19 giugno 2015

L’America da Sud a Nord in un viaggio sostenibile: Vitamina Project

- di Marco Bernabè -

IMG_3649Giulia e Rocco sono quasi arrivati a Cartagena in Colombia.
Sono partiti a dicembre da Buenos Aires e arriveranno quando l’estate sarà già finita a Los Angeles.

 

Ennesimo problema di disservizio nei trasporti aerei? No, anzi: i due protagonisti di questo viaggio hanno scelto di vivere un’esperienza di viaggio slow e sostenibile, avventurandosi nelle parti più famose ma anche meno note dell’America Latina, attraversando l’Argentina fino all’Uruguay, risalendo l’intera costa del Brasile e tutto il Peru del Nord, grazie solo a autobus collettivi, a battelli popolari (con cui hanno navigato l’intero Rio delle Amazzoni), a mezzi di fortuna e alla propria voglia di camminare. A luglio dalla Colombia si imbarcheranno per Panama, volgendo poi al Costarica, da cui inizierà la risalita verso il Messico che attraverseranno interamente passando per il Guatemala fino a Tijuana, la porta d’accesso agli States, direzione Los Angeles.

 

Questa esperienza è il Vitamina Project che ha l’obbiettivo di divulgare una filosofia di viaggio eco-sostenibile e di sviluppare nuove forme di turismo comunitario” c’è da aggiungere: “attraverso il viaggio e la stesura di una nuova collana di Guide turistiche per viaggiatori.  Il viaggio, una volta terminato, avrà visto un percorso di circa 26mila chilometri e quasi un anno di vita speso a scoprire un continente e le sue esperienze più nascoste e caratteristiche, intrise di quella voglia di affiancare al progresso anche la difesa dell’ambiente, il rispetto per le proprie origini e le tradizioni locali.

 

Ma chi sono i protagonisti di questo viaggio? Giulia è una fotografa padovana free-lance, accompagnatrice turistica e viaggiatrice incallita mentre Rocco è un accompagnatore turistico di professione, traduttore e insegnante di italiano. Giulia è l’anima visuale dell’esperienza, racconta con le immagini ciò che vedono e Rocco lo spiega con parole dettate dall’emozione e dallo stupore sempre nuovo derivante dalla scoperta. Un obiettivo comune e l’impegno per diffondere il più possibile un messaggio di viaggio sostenibile e profondo.

 

La sostenibilità del viaggio non è solo di carattere ambientale (scarso inquinamento e impatto negativo sul territorio di arrivo praticamente nullo) ma è anche di carattere economico e sociale.
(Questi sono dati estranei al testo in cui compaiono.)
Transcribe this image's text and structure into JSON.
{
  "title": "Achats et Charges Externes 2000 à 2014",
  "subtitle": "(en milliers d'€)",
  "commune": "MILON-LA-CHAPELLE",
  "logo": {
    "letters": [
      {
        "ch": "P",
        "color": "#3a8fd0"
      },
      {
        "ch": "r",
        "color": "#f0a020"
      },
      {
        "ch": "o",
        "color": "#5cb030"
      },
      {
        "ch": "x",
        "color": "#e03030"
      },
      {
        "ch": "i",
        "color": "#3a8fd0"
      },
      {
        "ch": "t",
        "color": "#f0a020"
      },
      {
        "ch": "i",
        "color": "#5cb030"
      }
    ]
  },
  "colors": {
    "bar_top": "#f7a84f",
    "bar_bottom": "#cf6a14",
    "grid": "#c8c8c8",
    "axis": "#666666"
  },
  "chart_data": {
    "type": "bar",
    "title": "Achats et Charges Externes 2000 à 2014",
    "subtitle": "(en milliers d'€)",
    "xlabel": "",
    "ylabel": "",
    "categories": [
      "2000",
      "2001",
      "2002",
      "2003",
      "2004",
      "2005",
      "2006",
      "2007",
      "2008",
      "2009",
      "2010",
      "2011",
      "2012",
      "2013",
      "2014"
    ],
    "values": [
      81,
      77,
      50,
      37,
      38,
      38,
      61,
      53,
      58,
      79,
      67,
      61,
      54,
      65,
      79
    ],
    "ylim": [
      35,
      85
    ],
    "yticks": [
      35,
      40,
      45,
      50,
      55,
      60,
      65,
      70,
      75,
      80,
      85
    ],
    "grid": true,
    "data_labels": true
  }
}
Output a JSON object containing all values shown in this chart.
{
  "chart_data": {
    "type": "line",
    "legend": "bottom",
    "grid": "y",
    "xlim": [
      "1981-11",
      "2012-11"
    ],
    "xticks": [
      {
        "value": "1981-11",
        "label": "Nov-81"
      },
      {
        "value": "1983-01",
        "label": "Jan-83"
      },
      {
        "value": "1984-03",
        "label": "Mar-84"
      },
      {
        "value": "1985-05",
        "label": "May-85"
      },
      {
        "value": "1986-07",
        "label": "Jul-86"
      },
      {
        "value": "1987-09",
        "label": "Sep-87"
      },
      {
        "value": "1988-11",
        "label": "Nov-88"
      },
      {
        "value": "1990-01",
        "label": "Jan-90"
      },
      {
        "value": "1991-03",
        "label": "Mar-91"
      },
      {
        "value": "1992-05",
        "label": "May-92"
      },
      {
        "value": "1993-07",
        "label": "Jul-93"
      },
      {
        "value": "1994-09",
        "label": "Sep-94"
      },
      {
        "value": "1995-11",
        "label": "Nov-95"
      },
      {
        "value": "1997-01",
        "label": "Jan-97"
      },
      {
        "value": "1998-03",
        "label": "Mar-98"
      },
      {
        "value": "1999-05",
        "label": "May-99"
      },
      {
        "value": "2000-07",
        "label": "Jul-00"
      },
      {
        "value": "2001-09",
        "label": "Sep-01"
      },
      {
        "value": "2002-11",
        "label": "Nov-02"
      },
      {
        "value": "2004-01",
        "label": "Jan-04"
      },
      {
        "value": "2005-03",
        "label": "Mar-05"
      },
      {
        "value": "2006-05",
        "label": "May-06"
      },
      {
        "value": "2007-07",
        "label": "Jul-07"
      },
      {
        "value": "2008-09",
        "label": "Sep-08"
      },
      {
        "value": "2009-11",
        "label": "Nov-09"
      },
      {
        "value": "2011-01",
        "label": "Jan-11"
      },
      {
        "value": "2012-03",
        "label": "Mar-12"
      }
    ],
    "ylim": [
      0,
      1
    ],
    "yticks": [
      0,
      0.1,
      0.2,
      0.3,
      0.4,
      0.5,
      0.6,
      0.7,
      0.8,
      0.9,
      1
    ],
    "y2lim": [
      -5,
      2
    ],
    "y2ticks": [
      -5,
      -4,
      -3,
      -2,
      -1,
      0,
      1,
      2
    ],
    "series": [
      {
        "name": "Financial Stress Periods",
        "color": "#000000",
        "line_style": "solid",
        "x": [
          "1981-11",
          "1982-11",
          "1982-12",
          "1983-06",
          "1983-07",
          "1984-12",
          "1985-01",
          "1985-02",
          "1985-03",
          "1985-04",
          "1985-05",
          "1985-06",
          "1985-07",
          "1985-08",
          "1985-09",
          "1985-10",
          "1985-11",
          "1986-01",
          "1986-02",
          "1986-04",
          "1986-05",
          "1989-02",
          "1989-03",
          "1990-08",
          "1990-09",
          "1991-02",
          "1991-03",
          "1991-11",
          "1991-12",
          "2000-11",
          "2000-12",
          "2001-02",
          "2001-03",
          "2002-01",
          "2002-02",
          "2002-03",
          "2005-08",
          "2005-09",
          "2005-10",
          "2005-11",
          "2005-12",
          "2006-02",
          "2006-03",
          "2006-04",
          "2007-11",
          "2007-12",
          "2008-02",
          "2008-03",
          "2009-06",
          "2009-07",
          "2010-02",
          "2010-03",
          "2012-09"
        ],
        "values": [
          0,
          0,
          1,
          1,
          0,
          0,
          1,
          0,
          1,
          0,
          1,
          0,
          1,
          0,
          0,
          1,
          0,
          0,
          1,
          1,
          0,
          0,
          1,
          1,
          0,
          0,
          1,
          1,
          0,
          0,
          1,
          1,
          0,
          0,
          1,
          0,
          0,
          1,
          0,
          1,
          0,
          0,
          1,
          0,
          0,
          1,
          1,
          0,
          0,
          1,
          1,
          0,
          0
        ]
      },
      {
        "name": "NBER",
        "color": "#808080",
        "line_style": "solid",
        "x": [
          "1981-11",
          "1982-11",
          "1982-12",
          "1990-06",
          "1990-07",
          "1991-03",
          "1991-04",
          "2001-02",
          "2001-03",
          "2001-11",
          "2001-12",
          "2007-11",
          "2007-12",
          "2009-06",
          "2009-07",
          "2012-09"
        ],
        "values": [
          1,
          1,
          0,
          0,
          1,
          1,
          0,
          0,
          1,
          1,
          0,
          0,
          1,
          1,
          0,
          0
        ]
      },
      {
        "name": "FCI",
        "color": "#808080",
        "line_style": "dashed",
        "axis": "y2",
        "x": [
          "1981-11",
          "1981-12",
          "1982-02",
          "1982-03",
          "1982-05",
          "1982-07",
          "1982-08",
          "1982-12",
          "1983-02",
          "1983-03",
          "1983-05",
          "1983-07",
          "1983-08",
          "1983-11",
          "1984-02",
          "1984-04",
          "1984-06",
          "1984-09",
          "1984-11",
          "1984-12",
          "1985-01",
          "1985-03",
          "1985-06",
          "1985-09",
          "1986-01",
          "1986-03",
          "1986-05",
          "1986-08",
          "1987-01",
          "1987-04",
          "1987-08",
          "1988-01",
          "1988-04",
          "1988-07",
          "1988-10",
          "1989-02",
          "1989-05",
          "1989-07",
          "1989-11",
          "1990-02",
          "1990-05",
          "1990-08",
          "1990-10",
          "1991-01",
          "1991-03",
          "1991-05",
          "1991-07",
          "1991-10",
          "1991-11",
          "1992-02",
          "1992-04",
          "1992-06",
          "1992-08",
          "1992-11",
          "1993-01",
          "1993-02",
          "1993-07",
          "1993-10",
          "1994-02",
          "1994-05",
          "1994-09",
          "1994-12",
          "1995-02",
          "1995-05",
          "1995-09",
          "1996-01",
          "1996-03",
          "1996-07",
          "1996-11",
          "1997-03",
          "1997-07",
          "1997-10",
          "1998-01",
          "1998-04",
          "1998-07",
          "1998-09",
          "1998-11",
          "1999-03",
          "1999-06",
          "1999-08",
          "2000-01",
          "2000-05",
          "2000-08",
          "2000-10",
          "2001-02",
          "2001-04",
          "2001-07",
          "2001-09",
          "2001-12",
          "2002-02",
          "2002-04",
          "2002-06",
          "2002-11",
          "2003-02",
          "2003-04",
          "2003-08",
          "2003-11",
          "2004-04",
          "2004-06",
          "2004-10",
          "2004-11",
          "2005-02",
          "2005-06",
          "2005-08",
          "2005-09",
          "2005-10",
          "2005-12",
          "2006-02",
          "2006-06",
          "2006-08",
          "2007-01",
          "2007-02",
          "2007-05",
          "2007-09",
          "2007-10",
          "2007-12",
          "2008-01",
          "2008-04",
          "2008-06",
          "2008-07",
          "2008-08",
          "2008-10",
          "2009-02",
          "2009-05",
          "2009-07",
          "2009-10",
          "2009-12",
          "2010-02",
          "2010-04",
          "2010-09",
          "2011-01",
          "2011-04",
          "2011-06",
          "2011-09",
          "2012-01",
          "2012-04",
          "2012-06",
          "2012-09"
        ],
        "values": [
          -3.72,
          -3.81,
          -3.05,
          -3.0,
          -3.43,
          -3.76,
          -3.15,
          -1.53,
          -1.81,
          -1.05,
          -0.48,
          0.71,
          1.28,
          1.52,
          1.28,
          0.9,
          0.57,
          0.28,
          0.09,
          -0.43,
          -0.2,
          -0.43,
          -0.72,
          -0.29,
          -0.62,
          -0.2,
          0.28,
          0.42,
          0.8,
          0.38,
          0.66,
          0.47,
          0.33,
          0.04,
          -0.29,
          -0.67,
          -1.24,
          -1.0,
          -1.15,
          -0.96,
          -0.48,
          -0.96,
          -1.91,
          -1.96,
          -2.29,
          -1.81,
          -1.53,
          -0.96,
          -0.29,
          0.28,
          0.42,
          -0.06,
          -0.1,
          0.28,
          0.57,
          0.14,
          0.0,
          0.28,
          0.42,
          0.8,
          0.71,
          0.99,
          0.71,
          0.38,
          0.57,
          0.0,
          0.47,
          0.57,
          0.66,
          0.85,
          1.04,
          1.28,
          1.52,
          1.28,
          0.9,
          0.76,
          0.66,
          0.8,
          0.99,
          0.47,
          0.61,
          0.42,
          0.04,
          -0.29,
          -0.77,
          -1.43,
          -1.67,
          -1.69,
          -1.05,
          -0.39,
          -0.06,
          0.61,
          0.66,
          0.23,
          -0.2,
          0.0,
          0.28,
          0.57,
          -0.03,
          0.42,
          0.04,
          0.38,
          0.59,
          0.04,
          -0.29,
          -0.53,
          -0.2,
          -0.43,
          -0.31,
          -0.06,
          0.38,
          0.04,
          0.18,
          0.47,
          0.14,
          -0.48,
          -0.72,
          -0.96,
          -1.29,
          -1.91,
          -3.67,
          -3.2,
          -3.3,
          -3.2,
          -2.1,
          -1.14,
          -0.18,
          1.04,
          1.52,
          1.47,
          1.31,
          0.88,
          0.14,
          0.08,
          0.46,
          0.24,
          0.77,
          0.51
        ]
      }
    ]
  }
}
Giulia e Rocco hanno effettuato delle scelte minimali riguardo le cose da portarsi (anche per viaggiare più leggieri), infatti pur dovendo tener conto delle attrezzature necessarie a documentare l’esperienza, le loro scelte sono state ancor più “avventurose” per quanto concerne il cibo e l’ospitalità: hanno deciso di interfacciarsi con le comunità locali di volta in volta incontrate offrendo il proprio sostegno o la propria forza lavoro in cambio di un posto dove dormire e di una buona cena. Questa scelta è stata fatta anche nell’ottica di conoscere in modo rispettoso e aperto le comunità realmente abitanti su un territorio e non solo gli indigeni “preparati” da chi organizza la fruizione di una destinazione.

 

Viaggiare per 14 paesi in questo modo non è semplice e per questo l’esperienza merita di essere documentata, raccontata, fotografata e anche spiegata, sia per chi volesse approfondire sia per chi volesse viverne una simile in un continente ancora tutto da scoprire come l’America. Dalla consapevolezza di tale esigenza nasce la “Guida Vitamina”, la prima guida a itinerario sull’America Latina che parla di Argentina, Bolivia, Perù e Cile scritta da chi quei luoghi non li ha solo visitati ma vissuti in prima persona.

 

Noi continueremo a seguirli nei prossimi mesi, aggiornandoci sui loro prossimi spostamenti e documentando alcuni dei posti stupendi che avranno la fortuna di scoprire; intanto il nostro incoraggiamento a Giulia e Rocco!